Mie care ragazze
volate nello spazio
A sette, otto anni bambini e bambine dimostrano quasi lo stesso entusiasmo per le materie scientifiche e per i segreti della tecnica. Infatti, il 70 per cento delle bambine di 8 anni dichiara di essere interessata alla scienza e alla tecnologia. Il crollo si ha nell’adolescenza, in quegli anni della scuola media quando si evidenziano i ruoli e le ragazze si distaccano progressivamente da queste discipline. Sulle cause i pareri sono ormai concordi. Nessun dato biologico, “naturale”, si oppone a un mondo di scienziate, piuttosto sono i vincoli sociali e culturali imposti e autoimposti, quelli che si formano all’interno della famiglia, della scuola, della società e quelli che, via via, le bambine e ragazze interiorizzano trasformando il tetto di cristallo in una barriera autoimposta. Il baldanzoso senso di sé si trasforma in scarsa fiducia per traguardi considerati maschili. Ne sanno qualcosa le aderenti (tra loro anche molte manager) all’Associazione Valore D che riunisce donne di impresa e che ha lanciato il programma “Inspiring girls” per incoraggiare le ragazze allo studio delle discipline scientifiche. Lo sanno bene anche le promotrici del Manifesto internazionale di Trieste per le donne nella scienza, presentato, in questo mese di maggio, alla Scuola internazionale superiore di studi avanzati (Sissa) durante l’evento When Women in Science get together: The Role of Networks. Tra le proposte, presenti nel Manifesto, vi è quella di favorire un programma di “mentoring” per le giovani ricercatrici e di fornire modelli a cui ispirarsi sperando che le giovanissime scelgano un percorso di studi in ambito scientifico. Tra le sostenitrici del Manifesto vi è anche l’astrofisica Marica Branchesi (nominata tra le 100 personalità più influenti del mondo dal Time). Mentre, sempre dallo “spazio”, arriva la testimonianza dell’astronauta Samantha Cristoforetti che, poche settimane fa, all’università di Milano, in una affollatissima conferenza, ha vestito i panni di perfetta “role model” femminile in un universo un tempo solo maschile.

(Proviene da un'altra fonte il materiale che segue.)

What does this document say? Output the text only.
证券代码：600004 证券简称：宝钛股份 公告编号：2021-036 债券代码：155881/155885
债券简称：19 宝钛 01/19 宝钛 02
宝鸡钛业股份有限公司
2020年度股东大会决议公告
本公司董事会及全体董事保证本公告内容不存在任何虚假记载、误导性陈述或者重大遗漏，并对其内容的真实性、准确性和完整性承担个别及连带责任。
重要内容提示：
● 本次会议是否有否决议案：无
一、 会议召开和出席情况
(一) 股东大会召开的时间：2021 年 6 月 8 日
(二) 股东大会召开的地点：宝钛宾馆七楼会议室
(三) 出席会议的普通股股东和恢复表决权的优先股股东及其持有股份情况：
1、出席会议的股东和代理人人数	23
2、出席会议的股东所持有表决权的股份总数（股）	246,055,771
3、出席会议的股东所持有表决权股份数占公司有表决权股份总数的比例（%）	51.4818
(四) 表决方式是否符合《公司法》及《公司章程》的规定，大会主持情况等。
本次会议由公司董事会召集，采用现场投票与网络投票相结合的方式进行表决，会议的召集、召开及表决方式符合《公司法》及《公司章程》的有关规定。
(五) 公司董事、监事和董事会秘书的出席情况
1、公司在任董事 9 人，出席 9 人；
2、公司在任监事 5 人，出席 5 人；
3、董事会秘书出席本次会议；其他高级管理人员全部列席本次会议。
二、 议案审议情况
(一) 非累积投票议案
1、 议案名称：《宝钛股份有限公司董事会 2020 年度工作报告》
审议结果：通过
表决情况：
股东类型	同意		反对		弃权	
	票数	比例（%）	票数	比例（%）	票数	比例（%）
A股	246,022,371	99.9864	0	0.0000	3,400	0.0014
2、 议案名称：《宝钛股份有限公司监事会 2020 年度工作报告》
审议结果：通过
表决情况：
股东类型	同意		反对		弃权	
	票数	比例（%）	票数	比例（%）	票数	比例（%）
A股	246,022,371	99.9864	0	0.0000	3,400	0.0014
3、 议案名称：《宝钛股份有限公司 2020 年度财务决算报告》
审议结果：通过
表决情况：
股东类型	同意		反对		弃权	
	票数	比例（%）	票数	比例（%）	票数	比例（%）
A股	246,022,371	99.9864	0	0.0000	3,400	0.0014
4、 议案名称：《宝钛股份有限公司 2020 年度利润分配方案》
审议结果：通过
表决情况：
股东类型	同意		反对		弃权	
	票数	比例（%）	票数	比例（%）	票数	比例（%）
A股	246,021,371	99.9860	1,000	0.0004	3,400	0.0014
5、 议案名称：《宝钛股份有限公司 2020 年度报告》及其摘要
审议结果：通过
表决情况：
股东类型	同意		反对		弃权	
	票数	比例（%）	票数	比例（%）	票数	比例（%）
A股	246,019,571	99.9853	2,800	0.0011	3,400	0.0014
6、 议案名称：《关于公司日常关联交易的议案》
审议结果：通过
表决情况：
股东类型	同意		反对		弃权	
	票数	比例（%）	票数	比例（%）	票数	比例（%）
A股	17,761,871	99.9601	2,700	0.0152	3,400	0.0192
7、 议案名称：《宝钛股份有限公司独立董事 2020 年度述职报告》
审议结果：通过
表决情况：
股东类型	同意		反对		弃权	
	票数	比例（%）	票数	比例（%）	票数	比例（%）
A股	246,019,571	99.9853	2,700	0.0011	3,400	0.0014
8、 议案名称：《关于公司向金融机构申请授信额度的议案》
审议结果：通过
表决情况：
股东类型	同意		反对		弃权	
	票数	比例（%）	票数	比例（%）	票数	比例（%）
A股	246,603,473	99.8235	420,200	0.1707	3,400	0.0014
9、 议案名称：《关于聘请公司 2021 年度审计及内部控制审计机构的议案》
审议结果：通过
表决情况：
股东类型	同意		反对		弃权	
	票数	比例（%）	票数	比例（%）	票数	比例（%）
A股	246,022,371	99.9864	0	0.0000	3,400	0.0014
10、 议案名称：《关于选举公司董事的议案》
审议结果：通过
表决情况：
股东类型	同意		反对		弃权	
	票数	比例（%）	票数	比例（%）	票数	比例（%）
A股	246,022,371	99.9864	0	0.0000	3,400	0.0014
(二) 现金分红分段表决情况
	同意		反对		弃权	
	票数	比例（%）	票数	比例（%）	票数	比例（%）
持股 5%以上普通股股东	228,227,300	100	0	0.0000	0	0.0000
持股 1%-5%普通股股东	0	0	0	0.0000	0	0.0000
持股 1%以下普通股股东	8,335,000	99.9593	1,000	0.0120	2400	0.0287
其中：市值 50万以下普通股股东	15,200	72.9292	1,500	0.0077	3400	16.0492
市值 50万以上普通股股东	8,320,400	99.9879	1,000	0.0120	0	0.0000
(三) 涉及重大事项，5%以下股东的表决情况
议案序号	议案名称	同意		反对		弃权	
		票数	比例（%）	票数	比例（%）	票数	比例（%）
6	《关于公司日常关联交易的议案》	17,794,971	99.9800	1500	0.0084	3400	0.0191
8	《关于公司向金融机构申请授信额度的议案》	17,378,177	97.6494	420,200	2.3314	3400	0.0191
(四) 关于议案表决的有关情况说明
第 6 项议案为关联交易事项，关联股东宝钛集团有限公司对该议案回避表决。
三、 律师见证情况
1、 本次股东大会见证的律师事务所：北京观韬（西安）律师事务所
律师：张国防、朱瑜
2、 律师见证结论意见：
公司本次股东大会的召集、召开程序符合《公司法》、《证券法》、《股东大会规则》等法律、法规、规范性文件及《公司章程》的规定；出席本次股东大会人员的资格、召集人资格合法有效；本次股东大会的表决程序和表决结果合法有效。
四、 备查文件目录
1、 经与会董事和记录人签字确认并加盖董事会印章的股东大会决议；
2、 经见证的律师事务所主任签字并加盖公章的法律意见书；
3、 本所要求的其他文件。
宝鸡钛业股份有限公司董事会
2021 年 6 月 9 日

E l’editoria per ragazzi che ruolo può avere nello scardinare pregiudizi e barriere di “genere”? Un grandissimo ruolo. Cito un caso esemplare. Quello della casa editrice Matilda che della lotta agli stereotipi ha fatto la sua bandiera con titoli tutti di grande pregio. Ricordo, per rimanere in ambito spaziale, un divertente albo illustrato dal titolo “L’elefante sulla Luna”. E’ la storia di un’astronoma che conosce come benissimo la luna e i nomi di tutte le montagne, i crateri, gli oceani del globo argentato. Una notte con il suo telescopio scopre qualcosa di sensazionale: vede un elefante. Com’è possibile? La Società Lunare si rifiuta di crederle. Nessuno le crede ma lei non rinuncia alla sua scoperta. E’ un racconto divertente che narra, in realtà, una storia di passione e determinazione nel perseguire i propri sogni. La decisione dell’astronoma è un invito a non arrendersi, a guardare oltre, a non lasciarsi fermare dal giudizio degli altri. Tutte doti che servono alle ragazze e donne per raggiungere la Luna e volare nello spazio.